The pieces of Infinity Nets were an expression of infinite time, space and distance. This concept evolved from the canvas to full-scale installations in 1963 with Infinity Mirror Rooms, where one’s body would become fragmented and patterned onto the mirrored walls. Her three dimensional work continued during the Venice Biennale in 1966, installing 1,500 mirrored spheres in the gardens outside the main pavilion. From 1967 to 1969, Kusama moved onto painting and covering people with polka dots, most prominently during her active involvement in anti-Vietnam war demonstrations. This led to her opening her own boutique in 1969. Her signature style of polka dots and repetition grew rapidly and diversified in the 1960s.

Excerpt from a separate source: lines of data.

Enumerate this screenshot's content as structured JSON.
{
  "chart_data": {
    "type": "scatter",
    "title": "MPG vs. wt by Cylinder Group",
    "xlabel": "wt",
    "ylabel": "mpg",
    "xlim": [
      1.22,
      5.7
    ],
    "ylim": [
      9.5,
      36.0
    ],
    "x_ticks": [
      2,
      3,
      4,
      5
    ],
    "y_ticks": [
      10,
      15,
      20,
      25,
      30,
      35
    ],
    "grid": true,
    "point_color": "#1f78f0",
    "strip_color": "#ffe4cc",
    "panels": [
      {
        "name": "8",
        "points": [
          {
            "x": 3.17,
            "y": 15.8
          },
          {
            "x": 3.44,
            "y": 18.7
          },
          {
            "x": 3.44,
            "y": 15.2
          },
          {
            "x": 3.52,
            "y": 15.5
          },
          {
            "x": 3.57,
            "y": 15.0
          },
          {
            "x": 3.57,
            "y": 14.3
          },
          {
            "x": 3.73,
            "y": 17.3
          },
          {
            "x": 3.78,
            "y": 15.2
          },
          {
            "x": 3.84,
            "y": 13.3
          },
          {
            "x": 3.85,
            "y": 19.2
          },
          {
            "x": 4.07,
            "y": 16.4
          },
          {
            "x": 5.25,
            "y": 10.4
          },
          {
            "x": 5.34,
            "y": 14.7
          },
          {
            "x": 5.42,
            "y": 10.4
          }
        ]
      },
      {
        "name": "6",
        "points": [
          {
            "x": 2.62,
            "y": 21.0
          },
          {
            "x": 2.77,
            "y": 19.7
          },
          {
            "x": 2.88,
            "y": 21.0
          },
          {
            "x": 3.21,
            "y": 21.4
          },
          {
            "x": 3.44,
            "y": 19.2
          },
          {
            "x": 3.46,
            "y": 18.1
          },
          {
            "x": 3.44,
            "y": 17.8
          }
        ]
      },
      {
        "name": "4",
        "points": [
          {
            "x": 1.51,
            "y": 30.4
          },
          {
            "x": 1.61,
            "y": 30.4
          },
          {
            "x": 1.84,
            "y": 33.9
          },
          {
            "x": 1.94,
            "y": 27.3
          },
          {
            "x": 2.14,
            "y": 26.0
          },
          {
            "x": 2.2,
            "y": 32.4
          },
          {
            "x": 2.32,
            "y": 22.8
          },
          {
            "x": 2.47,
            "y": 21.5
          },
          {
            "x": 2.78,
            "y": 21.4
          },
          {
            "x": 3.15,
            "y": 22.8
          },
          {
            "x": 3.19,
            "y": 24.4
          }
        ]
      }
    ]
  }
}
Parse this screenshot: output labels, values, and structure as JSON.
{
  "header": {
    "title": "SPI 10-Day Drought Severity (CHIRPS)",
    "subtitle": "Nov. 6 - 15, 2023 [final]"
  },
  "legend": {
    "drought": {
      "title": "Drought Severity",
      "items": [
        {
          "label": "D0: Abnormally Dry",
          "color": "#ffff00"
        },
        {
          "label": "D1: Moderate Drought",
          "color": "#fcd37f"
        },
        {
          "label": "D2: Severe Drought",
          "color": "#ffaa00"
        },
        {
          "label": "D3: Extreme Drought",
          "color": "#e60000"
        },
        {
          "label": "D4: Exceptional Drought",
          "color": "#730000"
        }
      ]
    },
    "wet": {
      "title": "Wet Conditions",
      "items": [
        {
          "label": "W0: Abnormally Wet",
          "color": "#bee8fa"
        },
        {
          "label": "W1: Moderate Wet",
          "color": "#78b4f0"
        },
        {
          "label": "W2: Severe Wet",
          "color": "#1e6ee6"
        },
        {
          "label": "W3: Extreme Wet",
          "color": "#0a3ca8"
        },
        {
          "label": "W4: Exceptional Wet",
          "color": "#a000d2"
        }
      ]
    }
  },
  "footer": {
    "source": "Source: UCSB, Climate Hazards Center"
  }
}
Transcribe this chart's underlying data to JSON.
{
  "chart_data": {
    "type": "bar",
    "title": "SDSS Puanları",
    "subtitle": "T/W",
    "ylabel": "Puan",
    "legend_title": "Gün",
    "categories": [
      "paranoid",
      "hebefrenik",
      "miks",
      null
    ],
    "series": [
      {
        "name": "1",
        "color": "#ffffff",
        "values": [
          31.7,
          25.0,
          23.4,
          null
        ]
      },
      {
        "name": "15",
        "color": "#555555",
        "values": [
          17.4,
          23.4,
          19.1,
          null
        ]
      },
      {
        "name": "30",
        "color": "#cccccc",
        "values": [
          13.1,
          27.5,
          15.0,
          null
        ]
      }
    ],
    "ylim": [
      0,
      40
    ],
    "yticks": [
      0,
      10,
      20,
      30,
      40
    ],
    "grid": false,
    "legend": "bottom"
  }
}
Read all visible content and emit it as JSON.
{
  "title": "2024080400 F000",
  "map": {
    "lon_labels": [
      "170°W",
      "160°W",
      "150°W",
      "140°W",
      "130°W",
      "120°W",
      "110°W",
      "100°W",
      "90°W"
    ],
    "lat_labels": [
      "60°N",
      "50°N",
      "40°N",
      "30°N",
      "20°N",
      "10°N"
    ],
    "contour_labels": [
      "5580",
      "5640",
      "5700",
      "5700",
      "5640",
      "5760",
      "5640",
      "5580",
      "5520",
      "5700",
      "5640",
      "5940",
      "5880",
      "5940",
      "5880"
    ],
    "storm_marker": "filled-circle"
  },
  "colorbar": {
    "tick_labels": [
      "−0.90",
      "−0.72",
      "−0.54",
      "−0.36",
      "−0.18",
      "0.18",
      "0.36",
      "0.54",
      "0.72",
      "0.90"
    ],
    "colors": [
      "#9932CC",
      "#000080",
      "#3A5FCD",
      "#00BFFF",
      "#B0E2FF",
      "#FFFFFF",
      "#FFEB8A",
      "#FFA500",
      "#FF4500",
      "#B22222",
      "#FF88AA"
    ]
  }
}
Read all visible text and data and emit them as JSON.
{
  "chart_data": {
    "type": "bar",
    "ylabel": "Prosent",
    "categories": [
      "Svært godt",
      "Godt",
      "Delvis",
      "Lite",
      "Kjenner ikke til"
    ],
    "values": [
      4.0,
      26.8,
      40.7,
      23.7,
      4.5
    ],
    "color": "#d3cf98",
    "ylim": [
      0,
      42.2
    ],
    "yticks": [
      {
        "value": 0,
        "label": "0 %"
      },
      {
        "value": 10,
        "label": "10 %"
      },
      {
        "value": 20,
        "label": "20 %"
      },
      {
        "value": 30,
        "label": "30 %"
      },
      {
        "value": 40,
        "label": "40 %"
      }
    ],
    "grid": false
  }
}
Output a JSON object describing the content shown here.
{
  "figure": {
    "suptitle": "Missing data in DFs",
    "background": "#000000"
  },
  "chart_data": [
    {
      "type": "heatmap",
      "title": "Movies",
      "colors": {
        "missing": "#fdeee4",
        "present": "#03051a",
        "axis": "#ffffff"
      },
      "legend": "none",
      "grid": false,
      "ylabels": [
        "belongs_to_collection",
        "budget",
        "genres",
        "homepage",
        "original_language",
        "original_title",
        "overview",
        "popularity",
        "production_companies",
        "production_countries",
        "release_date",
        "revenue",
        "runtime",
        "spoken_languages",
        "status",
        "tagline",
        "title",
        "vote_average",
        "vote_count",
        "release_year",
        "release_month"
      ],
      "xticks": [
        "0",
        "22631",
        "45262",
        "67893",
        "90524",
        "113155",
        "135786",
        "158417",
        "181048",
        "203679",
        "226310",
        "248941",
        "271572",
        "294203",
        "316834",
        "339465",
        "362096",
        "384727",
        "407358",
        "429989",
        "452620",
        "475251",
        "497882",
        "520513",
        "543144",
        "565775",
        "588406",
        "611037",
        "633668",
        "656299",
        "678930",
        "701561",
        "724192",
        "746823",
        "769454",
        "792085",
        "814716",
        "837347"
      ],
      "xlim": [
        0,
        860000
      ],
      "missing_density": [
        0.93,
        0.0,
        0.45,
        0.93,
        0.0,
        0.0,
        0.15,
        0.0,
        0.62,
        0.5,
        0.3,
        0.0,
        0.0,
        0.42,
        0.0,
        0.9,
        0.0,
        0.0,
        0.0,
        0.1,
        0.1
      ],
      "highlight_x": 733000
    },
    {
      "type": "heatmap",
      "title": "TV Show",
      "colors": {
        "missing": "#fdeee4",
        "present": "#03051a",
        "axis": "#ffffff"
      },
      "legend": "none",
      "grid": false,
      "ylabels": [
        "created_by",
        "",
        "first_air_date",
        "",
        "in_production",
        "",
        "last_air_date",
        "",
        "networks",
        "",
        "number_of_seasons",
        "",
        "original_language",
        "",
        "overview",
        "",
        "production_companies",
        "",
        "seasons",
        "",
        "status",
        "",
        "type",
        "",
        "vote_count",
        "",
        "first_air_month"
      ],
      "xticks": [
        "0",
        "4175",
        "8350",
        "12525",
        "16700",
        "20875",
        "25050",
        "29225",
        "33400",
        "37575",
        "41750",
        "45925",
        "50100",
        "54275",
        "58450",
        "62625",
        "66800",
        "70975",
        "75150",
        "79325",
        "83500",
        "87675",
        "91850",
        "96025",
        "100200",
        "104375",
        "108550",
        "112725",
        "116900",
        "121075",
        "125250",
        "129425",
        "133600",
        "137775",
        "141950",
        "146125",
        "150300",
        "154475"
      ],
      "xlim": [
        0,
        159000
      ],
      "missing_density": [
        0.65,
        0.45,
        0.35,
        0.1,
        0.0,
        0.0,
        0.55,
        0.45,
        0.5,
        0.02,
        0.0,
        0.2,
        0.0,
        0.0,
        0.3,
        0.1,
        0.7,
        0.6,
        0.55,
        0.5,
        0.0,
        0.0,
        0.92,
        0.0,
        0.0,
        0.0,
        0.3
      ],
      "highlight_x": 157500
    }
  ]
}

After a series of illnesses, Kusama returned to Japan in 1973, and underwent treatment for depersonalization syndrome. Upon her return to Japan, her creativity expanded further to include poetry and literary work. In 1977, she admitted herself into a psychiatric hospital in Tokyo and has continued to live there to this day. She has a studio in close proximity to the hospital so that she can continue to create. She has been a prolific artist over several decades and has delved into a variety of themes exploring her syndrome, including her Sex Obsession and Food Obsession series, Longing for the Universe, Accumulation Of The Corpses (Prisoners Surrounded by the Curtain of Depersonalisation) and End of the Universe.

Kusama is a pioneering artist whose enthusiasm spans into the whole manifestation of creativity, ranging from painting, writing, fashion, sculpture, silk-screening, dance, design, furniture and musical composition. She has had a profound effect on the world of art. Even before Andy Warhol’s iconic one-dollar bill pieces, Kusama was creating minimalist, repeated-image based work. Prior to Claes Oldenburg’s soft sculptures, Kusama produced them in the form of the phalli themed sofa and objects. Yoko Ono has noted Kusama as one of her influences. In 1993, she was selected to represent Japan in the Venice Biennale, and has had a large number of solo exhibitions around the world, including the Serpentine Gallery in London, the National Museum of Modern Art in Tokyo, and the Museum of Modern Art in New York.

Kusama’s work and identity as an artist are intrinsically intertwined. We can often see her photographed together with her art. She has said that if she did not have her art, she would have killed herself a long time ago. Kusama has dedicated her whole life to disassembling her identity and freeing the self. In many of her pieces, we can see her in the continual process of obliterating herself. Her polka dots are not only universal signs of the outer world of earth and stars, but are also signs of the inner world of cells. Her work goes from the inner to the outer and back again, killing the ‘I’ so that we can be set free and unified with the universe.

To put it in Kusama’s own words:

‘Our earth is only one polka dot among a million stars in the cosmos. Polka dots are a way to infinity. When we obliterate nature and our bodies with polka dots, we become part of the unity of our environment.’